Should I Move To
Irving, Texas is home to about 254,962 people. On cost of living, it lands in the moderate band — 7% above the national average. The median renter pays around $1,423 a month against a typical household income of $76,686. Our composite UrbRank Score lands at 41 out of 100 (grade D), putting it at #765 nationally.
UrbRank Score · General
Each dimension scored 0-100 against every other US city.
Based on overall cost of living vs. other US cities.
Inverse of violent + property crime rate per 100,000 residents.
Temperate summers & winters, moderate precipitation.
Walk Score — how feasible daily errands are on foot.
Unemployment rate plus household income vs. national median.
Air quality index (EPA AQS data).
Share of residents 25+ with a bachelor's degree or higher.
Irving's composite cost-of-living index lands at 107 (100 = US average), which puts it in the moderate band. At $1,423/mo against $76,686 in median household income, the typical renter spends about 22% of income on housing — right inside the standard 30%-of-income guideline. Median home value sits around $259,500.
Full cost-of-living breakdown →Climate is hot-summer — summer averages around 96°F, winter averages around 40°F. Precipitation totals about 38 inches a year. Built around the car — walking isn't really an option for daily life.
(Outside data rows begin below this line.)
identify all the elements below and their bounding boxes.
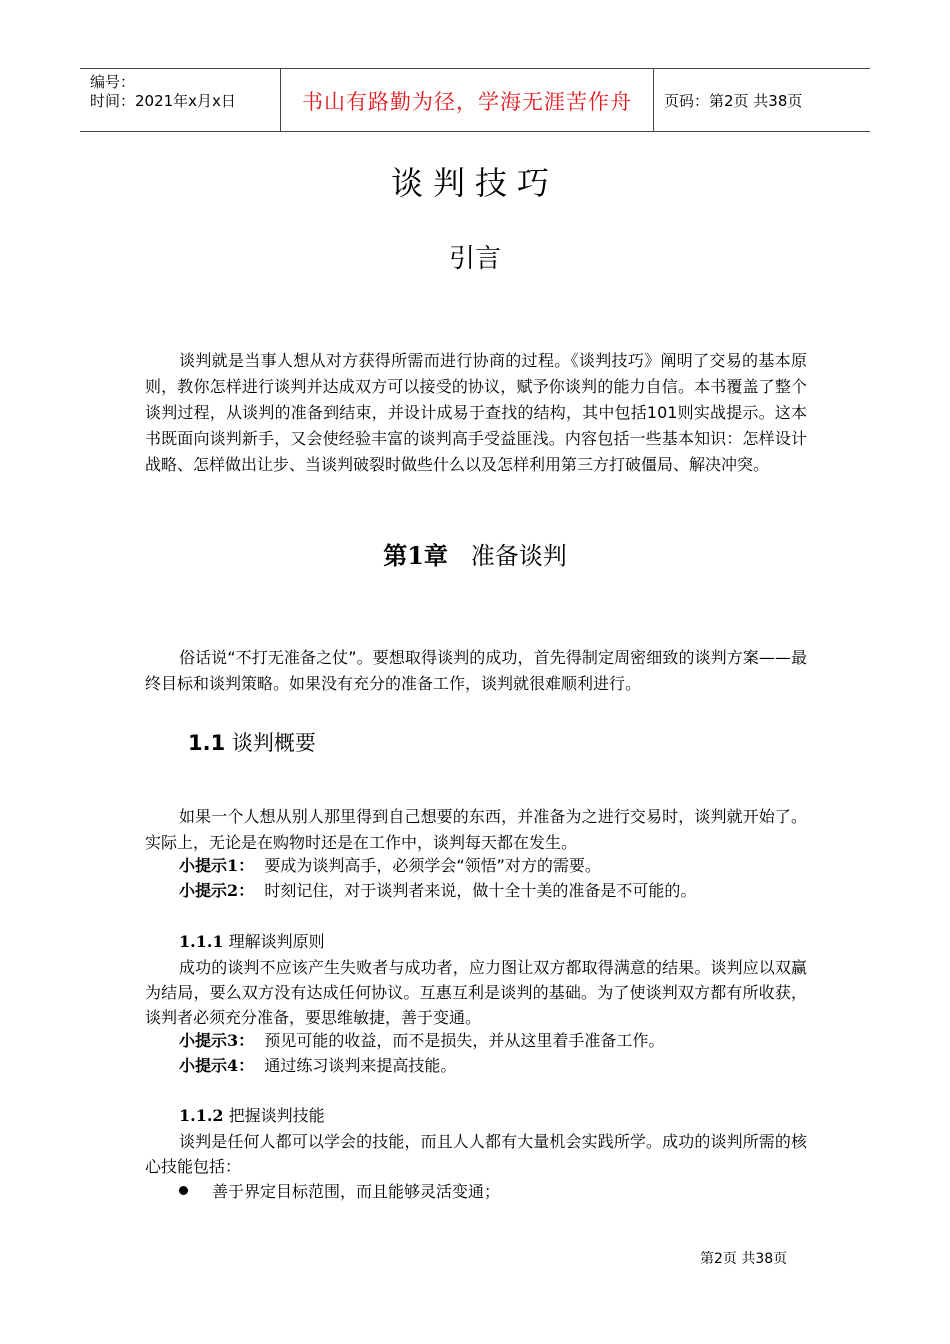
document-title: 谈判技巧	[390, 164, 559, 202]
section-1-1-paragraph: 如果一个人想从别人那里得到自己想要的东西，并准备为之进行交易时，谈判就开始了。实际上，无论是在购物时还是在工作中，谈判每天都在发生。	[145, 807, 807, 852]
tip-2	[179, 879, 696, 903]
header-left-cell	[80, 69, 280, 131]
tip-2-label: 小提示2：	[179, 881, 255, 900]
bullet-item	[179, 1180, 500, 1204]
section-1-1-2-number: 1.1.2	[179, 1106, 224, 1125]
section-1-1-2-heading	[179, 1104, 325, 1128]
section-1-1-1-title: 理解谈判原则	[228, 932, 325, 951]
section-1-1-1-paragraph: 成功的谈判不应该产生失败者与成功者，应力图让双方都取得满意的结果。谈判应以双赢为结局，要么双方没有达成任何协议。互惠互利是谈判的基础。为了使谈判双方都有所收获，谈判者必须充分准备，要思维敏捷，善于变通。	[145, 958, 807, 1027]
bullet-dot-icon	[179, 1186, 188, 1195]
section-1-1-2-paragraph: 谈判是任何人都可以学会的技能，而且人人都有大量机会实践所学。成功的谈判所需的核心技能包括：	[145, 1132, 807, 1176]
tip-4-label: 小提示4：	[179, 1056, 255, 1075]
introduction-heading: 引言	[448, 244, 501, 274]
header-motto: 书山有路勤为径，学海无涯苦作舟	[302, 90, 632, 114]
tip-2-text: 时刻记住，对于谈判者来说，做十全十美的准备是不可能的。	[264, 881, 697, 900]
chapter-title: 准备谈判	[470, 542, 567, 570]
bullet-text: 善于界定目标范围，而且能够灵活变通；	[212, 1182, 501, 1201]
intro-paragraph: 谈判就是当事人想从对方获得所需而进行协商的过程。《谈判技巧》阐明了交易的基本原则，教你怎样进行谈判并达成双方可以接受的协议，赋予你谈判的能力自信。本书覆盖了整个谈判过程，从谈判的准备到结束，并设计成易于查找的结构，其中包括101则实战提示。这本书既面向谈判新手，又会使经验丰富的谈判高手受益匪浅。内容包括一些基本知识：怎样设计战略、怎样做出让步、当谈判破裂时做些什么以及怎样利用第三方打破僵局、解决冲突。	[145, 351, 807, 474]
document-header	[80, 68, 870, 132]
page-code: 页码：第2页 共38页	[664, 92, 803, 110]
tip-1-label: 小提示1：	[179, 856, 255, 875]
section-1-1-heading	[188, 727, 316, 757]
tip-4-text: 通过练习谈判来提高技能。	[264, 1056, 457, 1075]
section-1-1-1-heading	[179, 930, 325, 954]
tip-3-label: 小提示3：	[179, 1031, 255, 1050]
tip-3	[179, 1029, 664, 1053]
section-1-1-2-title: 把握谈判技能	[228, 1106, 325, 1125]
chapter-number: 第1章	[383, 541, 448, 570]
tip-1	[179, 854, 601, 878]
section-1-1-number: 1.1	[188, 731, 226, 755]
chapter-paragraph: 俗话说“不打无准备之仗”。要想取得谈判的成功，首先得制定周密细致的谈判方案——最终目标和谈判策略。如果没有充分的准备工作，谈判就很难顺利进行。	[145, 648, 807, 693]
date-label: 时间：2021年x月x日	[90, 92, 236, 110]
header-right-cell	[654, 69, 870, 131]
chapter-heading	[0, 536, 950, 571]
tip-3-text: 预见可能的收益，而不是损失，并从这里着手准备工作。	[264, 1031, 665, 1050]
section-1-1-1-number: 1.1.1	[179, 932, 224, 951]
tip-1-text: 要成为谈判高手，必须学会“领悟”对方的需要。	[264, 856, 601, 875]
section-1-1-title: 谈判概要	[231, 731, 316, 755]
code-label: 编号：	[90, 73, 136, 91]
page-footer: 第2页 共38页	[700, 1251, 788, 1267]
header-middle-cell	[280, 69, 654, 131]
tip-4	[179, 1054, 456, 1078]
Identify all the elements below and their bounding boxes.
Crime rates land roughly average for a US city of this size. Air quality reads good (AQI 49).
Verdict by lifestyle profile — same data, different priorities.
Irving doesn't obviously fit families. It earns 48/100 (grade D) on the families profile. Strongest on education (65/100); weakest on walkability (18/100).
Irving doesn't obviously fit retirees. It earns 40/100 (grade D) on the retirees profile. Strongest on education (65/100); weakest on walkability (18/100).
Irving doesn't obviously fit remote workers. It earns 40/100 (grade D) on the remote workers profile. Strongest on education (65/100); weakest on walkability (18/100).
Irving doesn't obviously fit young professionals. It earns 45/100 (grade D) on the young professionals profile. Strongest on education (65/100); weakest on walkability (18/100).
Irving, Texas pulls a 41/100 overall on the UrbRank Score (grade D), currently ranked #765 nationally. The composite weights seven lifestyle dimensions: affordability, safety, climate, walkability, jobs, environment, and education.
Irving's cost-of-living index is 107 (with 100 as the US average), which lands in the moderate band — 7% above the national average. Median rent runs about $1,423/mo.
Hot-summer — summer averages around 96°F, winter averages around 40°F, with about 38 inches of precipitation a year.
Walk Score: 18/100. Built around the car — walking isn't really an option for daily life.
Irving has about 254,962 residents, 41% of adults 25+ holding a bachelor's degree or higher with a median age of 32.
Use UrbRank's comparison tool to put Irving head-to-head against any other US city — housing, salaries, demographics, and quality-of-life metrics side by side. The leaderboard pages also show how Irving stacks up for families, retirees, remote workers, and young professionals specifically.
Every US city is scored 0-100 on seven dimensions using public data from the US Census Bureau, Bureau of Labor Statistics, FBI Crime Data Explorer, EPA Air Quality System, NOAA NCEI, and Walk Score. Each dimension is a percentile rank against every other city — so a score of 80 means the city is in the top 20% nationally on that dimension.
The overall score is a weighted average. Five lifestyle profiles — general, families, retirees, remote workers, young professionals — weight the dimensions differently to reflect what each cares about. Families get more weight on safety and schools; young professionals get more weight on jobs and walkability; retirees get more weight on climate.
Compare Irving with other Texas cities scored on UrbRank.